Advances in artificial intelligence often stem from the development of new environments that abstract real-world situations into a form where research can be done conveniently. This paper contributes such an environment based on ideas inspired by elementary Microeconomics. Agents learn to produce resources in a spatially complex world, trade them with one another, and consume those that they prefer. We show that the emergent production, consumption, and pricing behaviors respond to environmental conditions in the directions predicted by supply and demand shifts in Microeconomics. We also demonstrate settings where the agents' emergent prices for goods vary over space, reflecting the local abundance of goods. After the price disparities emerge, some agents then discover a niche of transporting goods between regions with different prevailing prices -- a profitable strategy because they can buy goods where they are cheap and sell them where they are expensive.
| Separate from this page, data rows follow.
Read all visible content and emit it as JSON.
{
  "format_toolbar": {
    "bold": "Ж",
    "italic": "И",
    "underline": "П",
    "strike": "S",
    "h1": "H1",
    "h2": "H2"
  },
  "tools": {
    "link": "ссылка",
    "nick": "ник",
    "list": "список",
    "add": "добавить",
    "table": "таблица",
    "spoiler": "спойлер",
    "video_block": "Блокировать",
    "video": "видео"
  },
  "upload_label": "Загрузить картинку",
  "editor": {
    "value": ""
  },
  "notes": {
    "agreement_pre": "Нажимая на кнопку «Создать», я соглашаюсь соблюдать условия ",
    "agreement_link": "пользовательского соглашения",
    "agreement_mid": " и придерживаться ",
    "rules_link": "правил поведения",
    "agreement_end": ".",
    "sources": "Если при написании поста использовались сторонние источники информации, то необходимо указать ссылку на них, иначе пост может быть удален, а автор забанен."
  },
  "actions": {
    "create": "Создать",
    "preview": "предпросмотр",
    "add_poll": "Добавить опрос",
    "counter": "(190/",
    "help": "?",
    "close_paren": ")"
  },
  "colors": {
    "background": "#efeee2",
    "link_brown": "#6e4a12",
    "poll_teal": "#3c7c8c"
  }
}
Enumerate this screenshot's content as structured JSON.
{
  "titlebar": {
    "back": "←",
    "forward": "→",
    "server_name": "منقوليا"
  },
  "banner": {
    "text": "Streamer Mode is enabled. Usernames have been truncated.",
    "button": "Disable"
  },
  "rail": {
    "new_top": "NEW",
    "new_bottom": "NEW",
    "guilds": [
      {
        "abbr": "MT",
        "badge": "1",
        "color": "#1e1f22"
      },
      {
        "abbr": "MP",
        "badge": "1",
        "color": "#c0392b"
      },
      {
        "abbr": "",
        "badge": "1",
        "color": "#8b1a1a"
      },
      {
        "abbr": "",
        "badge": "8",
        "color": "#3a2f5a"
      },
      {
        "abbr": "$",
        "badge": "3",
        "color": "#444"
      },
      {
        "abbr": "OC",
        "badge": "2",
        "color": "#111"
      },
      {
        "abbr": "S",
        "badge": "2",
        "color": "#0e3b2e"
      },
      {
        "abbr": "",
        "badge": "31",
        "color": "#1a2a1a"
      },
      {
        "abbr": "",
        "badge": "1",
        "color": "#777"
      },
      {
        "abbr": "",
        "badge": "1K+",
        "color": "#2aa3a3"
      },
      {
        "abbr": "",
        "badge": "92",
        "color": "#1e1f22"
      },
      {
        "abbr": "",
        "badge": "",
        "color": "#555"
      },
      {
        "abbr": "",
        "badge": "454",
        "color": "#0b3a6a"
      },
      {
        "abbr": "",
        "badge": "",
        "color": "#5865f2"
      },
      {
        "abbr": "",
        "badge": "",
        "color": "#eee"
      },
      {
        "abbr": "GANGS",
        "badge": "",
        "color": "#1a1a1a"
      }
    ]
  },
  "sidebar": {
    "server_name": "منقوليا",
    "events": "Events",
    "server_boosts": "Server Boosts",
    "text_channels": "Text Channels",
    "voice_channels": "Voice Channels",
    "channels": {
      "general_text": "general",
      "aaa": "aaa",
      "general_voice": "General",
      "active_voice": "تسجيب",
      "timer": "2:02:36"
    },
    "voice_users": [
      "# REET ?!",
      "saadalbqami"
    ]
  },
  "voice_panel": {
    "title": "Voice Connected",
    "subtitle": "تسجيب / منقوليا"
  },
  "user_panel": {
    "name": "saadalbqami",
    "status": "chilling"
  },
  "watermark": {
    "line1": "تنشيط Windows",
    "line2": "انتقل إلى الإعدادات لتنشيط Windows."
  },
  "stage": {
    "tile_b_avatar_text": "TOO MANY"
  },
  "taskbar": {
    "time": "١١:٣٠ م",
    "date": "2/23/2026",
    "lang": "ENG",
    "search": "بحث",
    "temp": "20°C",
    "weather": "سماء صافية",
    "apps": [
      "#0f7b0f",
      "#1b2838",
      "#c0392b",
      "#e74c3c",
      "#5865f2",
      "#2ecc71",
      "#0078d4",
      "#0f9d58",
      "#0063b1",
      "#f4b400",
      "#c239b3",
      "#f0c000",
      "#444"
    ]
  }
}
Finally, in a series of ablation experiments, we investigate how choices in the environmental rewards, bartering actions, agent architecture, and ability to consume tradable goods can either aid or inhibit the emergence of this economic behavior. This work is part of the environment development branch of a research program that aims to build human-like artificial general intelligence through multi-agent interactions in simulated societies. By exploring which environment features are needed for the basic phenomena of elementary microeconomics to emerge automatically from learning, we arrive at an environment that differs from those studied in prior multi-agent reinforcement learning work along several dimensions. For example, the model incorporates heterogeneous tastes and physical abilities, and agents negotiate with one another as a grounded form of communication.